Vous disposez donc de deux moyens pour faire penser la balance dans votre sens :
soit rendre l'obéissance plus agréable, par le biais des récompenses, soit rendre
la désobéissance moins agréable, par le biais des punitions.
C'est plutôt cette deuxième option que le cavalier ordinaire pratique,
par facilité, ayant été muni depuis ses débuts d'un mors, de talons et autres
accessoires à désagrément : cravache, éperons… Allez savoir pourquoi, la récompense
passe même pour une faiblesse. " Ce noble buveur de vent qui nous regarde de si haut
n'irait quand même pas mendier un croûton ou une caresse comme un vulgaire chien ?
Le fait de nous porter ne suffit-il donc pas à son bonheur ? Faut-il désormais jouer
les marchands de tapis et négocier ses services ?"
Etonnant d'invoquer ainsi la noblesse du cheval, alors qu'il est traité
exactement comme un esclave : nourri-logé, pas de salaire pour son travail,
et le fouet s'il désobéit…
Ils récompensent sans le savoir
Cependant, même le plus dur et le plus insensible des cavaliers récompense
sa monture de temps à autre. Certes vous ne le verrez ni caresser, ni distribuer
des sucres et des louanges, ni offrir des pauses rênes longues. Mais une fois par
séance, c'est garanti, il mettra pied à terre et ramènera sa monture au box.
Et surtout, pendant le travail, chaque fois que son cheval obéira à ses mains
ou à ses jambes, il relâchera un peu leur pression. Car voilà bien la récompense
minimale, et la plus couramment pratiquée : interrompre le désagrément qu'on
faisait subir à sa monture pour la faire obéir. Déplanter l'éperon ; désserrer
l'étau des jambes ; laisser se décrisper le sourire forcé des commisssures…
Piètres satisfactions pour le cheval, sans doute, mais satisfactions quand même !
Bien des montures font très honnêtement leur travail pour ces toutes petites
" récompenses "-là…
Une technique de base, à bien maîtriser, avant même de chercher d'autres
systèmes de motivations… C'est tout un art d'apprendre à relâcher ses aides à
temps, non pas à la fin du cercle ou de la ligne d'allongement mais dès la
première cession, dès la première foulée dans le bon sens. Peut-être faudra-t-il
les réactiver pour la foulée suivante, mais dans l'intervalle, le cheval aura
pris note de la satisfaction de son cavalier. Quelle que soit la discipline,
cette " descente des aides " est un gage d'efficacité et de légèreté.
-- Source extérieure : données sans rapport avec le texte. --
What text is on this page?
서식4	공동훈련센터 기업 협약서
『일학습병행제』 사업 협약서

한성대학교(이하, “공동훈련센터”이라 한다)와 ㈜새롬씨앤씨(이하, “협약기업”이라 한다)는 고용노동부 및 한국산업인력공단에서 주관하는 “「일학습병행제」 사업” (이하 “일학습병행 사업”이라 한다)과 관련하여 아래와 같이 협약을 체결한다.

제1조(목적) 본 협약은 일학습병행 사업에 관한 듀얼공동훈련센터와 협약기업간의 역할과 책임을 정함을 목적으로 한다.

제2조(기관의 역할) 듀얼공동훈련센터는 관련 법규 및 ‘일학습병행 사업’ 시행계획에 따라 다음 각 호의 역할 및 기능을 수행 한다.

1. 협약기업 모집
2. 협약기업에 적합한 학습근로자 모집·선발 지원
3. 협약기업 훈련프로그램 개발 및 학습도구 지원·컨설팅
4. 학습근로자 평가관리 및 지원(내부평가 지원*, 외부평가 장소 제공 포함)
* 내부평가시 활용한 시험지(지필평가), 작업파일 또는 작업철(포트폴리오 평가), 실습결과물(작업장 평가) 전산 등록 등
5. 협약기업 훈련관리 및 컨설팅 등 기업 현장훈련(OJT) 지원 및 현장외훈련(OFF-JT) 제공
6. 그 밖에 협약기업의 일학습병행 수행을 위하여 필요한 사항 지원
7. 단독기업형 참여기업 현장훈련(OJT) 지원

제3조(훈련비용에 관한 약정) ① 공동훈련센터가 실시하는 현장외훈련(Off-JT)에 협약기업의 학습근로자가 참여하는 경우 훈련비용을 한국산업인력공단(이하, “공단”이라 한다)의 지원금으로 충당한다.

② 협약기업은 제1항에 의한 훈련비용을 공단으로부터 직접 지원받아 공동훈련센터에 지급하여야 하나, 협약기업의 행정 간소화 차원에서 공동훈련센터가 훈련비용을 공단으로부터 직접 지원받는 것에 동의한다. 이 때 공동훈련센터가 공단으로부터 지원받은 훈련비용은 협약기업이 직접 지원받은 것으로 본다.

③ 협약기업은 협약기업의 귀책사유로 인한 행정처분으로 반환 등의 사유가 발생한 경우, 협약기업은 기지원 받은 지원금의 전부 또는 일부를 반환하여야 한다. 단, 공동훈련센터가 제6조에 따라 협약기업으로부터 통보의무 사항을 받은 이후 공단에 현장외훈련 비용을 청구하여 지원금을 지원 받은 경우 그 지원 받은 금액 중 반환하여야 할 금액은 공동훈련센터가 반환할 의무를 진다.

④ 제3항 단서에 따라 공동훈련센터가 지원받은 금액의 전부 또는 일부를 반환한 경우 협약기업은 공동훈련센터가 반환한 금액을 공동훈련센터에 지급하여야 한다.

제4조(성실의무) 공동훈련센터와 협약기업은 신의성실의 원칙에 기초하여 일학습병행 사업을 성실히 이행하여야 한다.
Toutes les récompenses à la fois
Bien sûr, il existe nombre d'autres possibilités pour motiver
sa monture,
qui méritent d'être explorées, si ce n'est par amour du moins par intérêt !
Car le cheval " marche " mieux avec la carotte qu'avec le bâton.
Encore faut-il connaître et respecter sa logique simple : une récompense
ne fait d'effet que dans la seconde qui suit le mouvement réussi.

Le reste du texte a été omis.